The 2012 Child Maintenance Scheme (CMS) replaced the CSA schemes set up in 1993 and 2003, which "failed families because it was overly complex and did not encourage collaboration or provide value for taxpayers’ money," according to the department. 

Confidence boost?

A DWP spokesperson told UKAuthority: “With the older CSA schemes that are being closed, we know it wasn’t working and it’s why we introduced the 2012 scheme, CMS, which is more cost effective and more accurate in terms of working out payments. We know from our testing that the accuracy of calculation is much higher. When we test accuracy for CMS, it’s around 98%; under the 1993 scheme it was 63%.

“For a single parent opening a child maintenance claim, they’ll always be put onto the 2012 scheme, which is separate from the old system, so they should have a good level of confidence. In nine out of 10 cases, payments expected to be made are being made,” the spokesperson said.
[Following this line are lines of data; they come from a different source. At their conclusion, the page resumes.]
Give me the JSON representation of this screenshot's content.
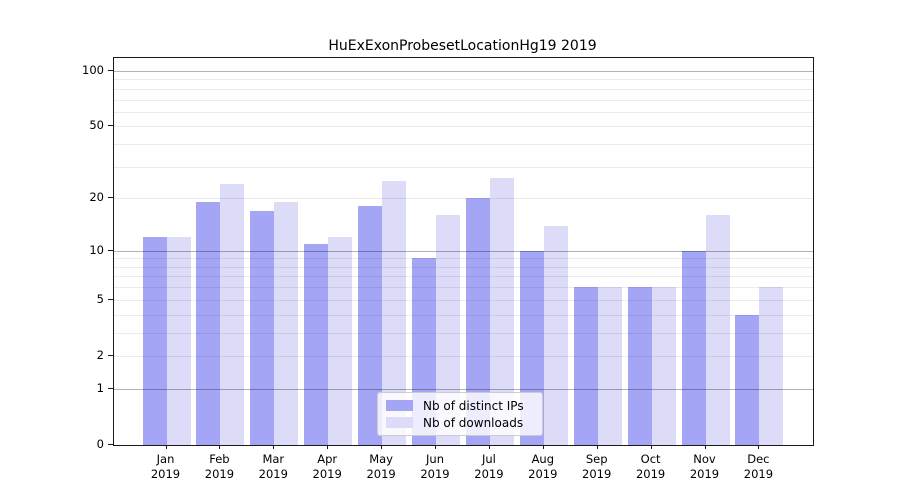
{
  "chart_data": {
    "type": "bar",
    "title": "HuExExonProbesetLocationHg19 2019",
    "categories": [
      "Jan",
      "Feb",
      "Mar",
      "Apr",
      "May",
      "Jun",
      "Jul",
      "Aug",
      "Sep",
      "Oct",
      "Nov",
      "Dec"
    ],
    "year": "2019",
    "series": [
      {
        "name": "Nb of distinct IPs",
        "color": "#a5a5f5",
        "values": [
          12,
          19,
          17,
          11,
          18,
          9,
          20,
          10,
          6,
          6,
          10,
          4
        ]
      },
      {
        "name": "Nb of downloads",
        "color": "#dcdcf8",
        "values": [
          12,
          24,
          19,
          12,
          25,
          16,
          26,
          14,
          6,
          6,
          16,
          6
        ]
      }
    ],
    "xlabel": "",
    "ylabel": "",
    "yscale": "log1p",
    "ylim": [
      0,
      120
    ],
    "yticks": [
      100,
      50,
      20,
      10,
      5,
      2,
      1,
      0
    ],
    "grid_major": [
      1,
      10,
      100
    ],
    "grid_minor": [
      2,
      3,
      4,
      5,
      6,
      7,
      8,
      9,
      20,
      30,
      40,
      50,
      60,
      70,
      80,
      90
    ],
    "grid": "horizontal",
    "legend_position": "inside-bottom-center",
    "spine_color": "#1a1a1a"
  }
}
However, the report says it is taking the DWP longer than expected to close 1993 and 2003 scheme cases. By September 2016 it had closed 33% of cases with continuing payments although it had expected to close 50%.

It also says that only around a fifth of parents with cases closed by April 2016 had applied to the new scheme when their 1993 and 2003 scheme cases were closed after having estimated that 63% of parents would apply.

The DWP uses a variety of enforcement actions to collect arrears, including direct orders from individual’s income or orders to seize money from bank accounts. The report says that, of the total arrears, £527 million is "potentially collectable" and £366 million "likely to be collected".

The DWP plans to publish a strategy on how it will recoup the arrears later this year.